NEW YORK - Alarmed at the widespread proliferation of small arms, United Nations Secretary General Kofi Annan has asked the Security Council to find ways to enable countries to trace more than 255 million illicit light weapons freely available on the black market.

"The spread of illicit small arms and light weapons is a global threat to human security and human rights," Annan said in a report. Warning of the dangers of proliferation, he said that there were an estimated 639 million small arms in the world today, nearly 60 percent of them legally held by civilians.

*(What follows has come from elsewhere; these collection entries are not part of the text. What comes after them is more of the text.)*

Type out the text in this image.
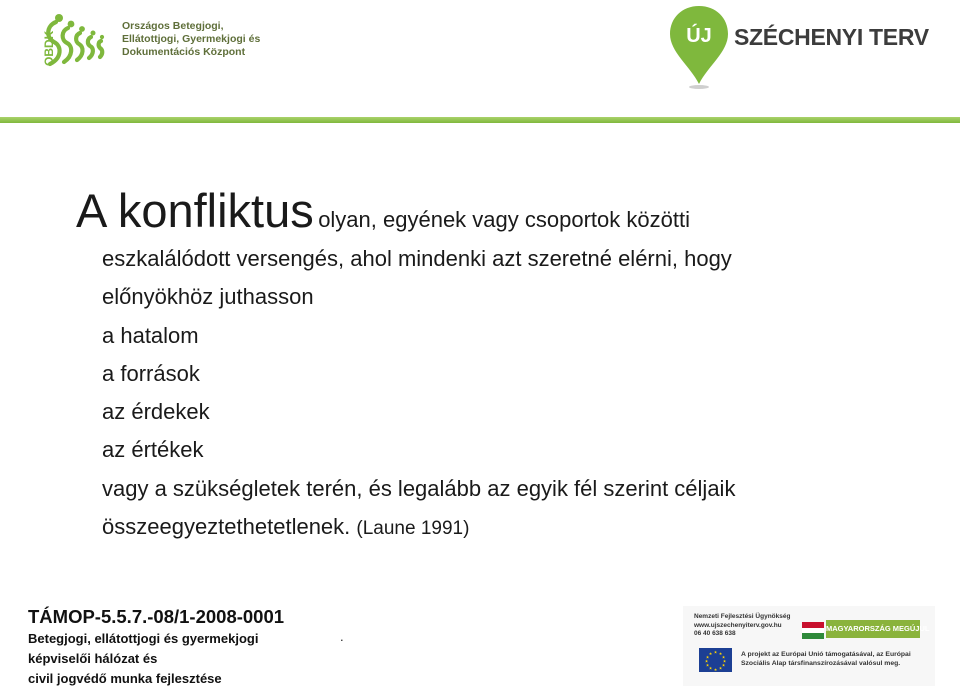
OBDK
Országos Betegjogi,
Ellátottjogi, Gyermekjogi és
Dokumentációs Központ
ÚJ SZÉCHENYI TERV
A konfliktus olyan, egyének vagy csoportok közötti
eszkalálódott versengés, ahol mindenki azt szeretné elérni, hogy
előnyökhöz juthasson
a hatalom
a források
az érdekek
az értékek
vagy a szükségletek terén, és legalább az egyik fél szerint céljaik
összeegyeztethetetlenek. (Laune 1991)
TÁMOP-5.5.7.-08/1-2008-0001
Betegjogi, ellátottjogi és gyermekjogi
képviselői hálózat és
civil jogvédő munka fejlesztése
.
Nemzeti Fejlesztési Ügynökség
www.ujszechenyiterv.gov.hu
06 40 638 638
MAGYARORSZÁG MEGÚJUL
★ ★
★
★
★
★
★
★
★
★
★
★	A projekt az Európai Unió támogatásával, az Európai
Szociális Alap társfinanszírozásával valósul meg.
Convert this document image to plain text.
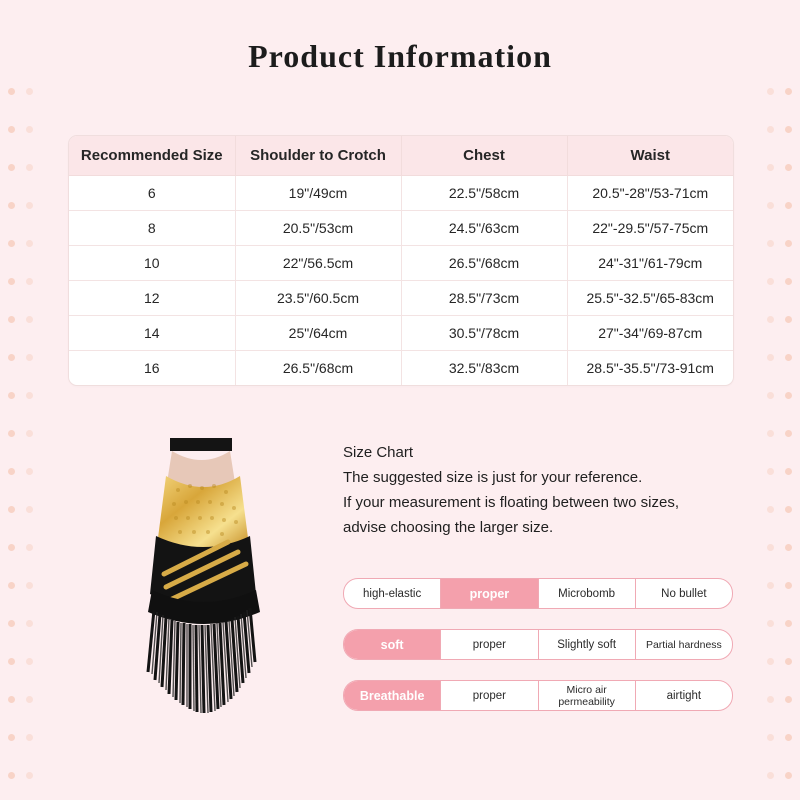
Product Information
Recommended Size	Shoulder to Crotch	Chest	Waist
6	19"/49cm	22.5"/58cm	20.5"-28"/53-71cm
8	20.5"/53cm	24.5"/63cm	22"-29.5"/57-75cm
10	22"/56.5cm	26.5"/68cm	24"-31"/61-79cm
12	23.5"/60.5cm	28.5"/73cm	25.5"-32.5"/65-83cm
14	25"/64cm	30.5"/78cm	27"-34"/69-87cm
16	26.5"/68cm	32.5"/83cm	28.5"-35.5"/73-91cm
Size Chart
The suggested size is just for your reference.
If your measurement is floating between two sizes,
advise choosing the larger size.
high-elastic	proper	Microbomb	No bullet
soft	proper	Slightly soft	Partial hardness
Breathable	proper	Micro air permeability	airtight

Annan wants the Security Council to help member states monitor the remaining 40 percent, or 255 million small arms, which are traded illegally in the black market. "These arms fuel, intensify and contribute to the prolongation of conflicts," he warned. "As a conflict is prolonged, the need for more arms and ammunition grows, thus perpetuating a vicious cycle."

The report said that at least 500,000 people died every year from small arms and light weapons. Of the estimated four million war-related deaths during the 1990s, about 90 percent of those killed were civilians, and 80 percent were women and children, "mostly victims of the misuse of small arms and light weapons".

In July 2001, the United Nations hosted the Conference on the Illicit Trade in Small Arms and Light Weapons, which discussed national, regional and global strategies to stem the flow of weapons. Among the proposals is a voluntary obligation on the part of arms manufacturers to mark every single piece of military equipment - particularly rifles and handguns - with embedded serial numbers.

Jayantha Dhanapala, UN undersecretary general for disarmament affairs, said that one of the most promising areas was the UN's "weapons for development" program, which rewards communities, rather than individuals, for turning in weapons. "It was felt that to offer individual cash incentives to people illicitly holding weapons would have an inflationary impact, besides sending out the wrong message," Dhanapala said.

A pilot project is being assessed in the Albanian village of Gramsh, where the number of homicides fell from 40 in the year preceding the project to one in the six months after it began. It asks local citizens to identify and implement development projects, which should generate enough employment and income to become sustainable.

Dhanapala said that the United Nations was also implementing a weapons-for-development project in Niger and Cambodia.

In Sri Lanka, illicit arms have become widely available due to the 19-year-old military conflict. Most were smuggled in from foreign countries or recycled from other conflict areas through sophisticated networks. As well, an estimated 25,000 to 30,000 soldiers have deserted the Sri Lankan armed forces, many keeping their weapons, some of which have been used to commit crimes, while others have been sold illegally for profit.

Dhanapala said that these weapons had been linked to a sharp increase in crime, armed robbery, rape and drug trafficking, contributing to growing levels of insecurity and political stability in the country.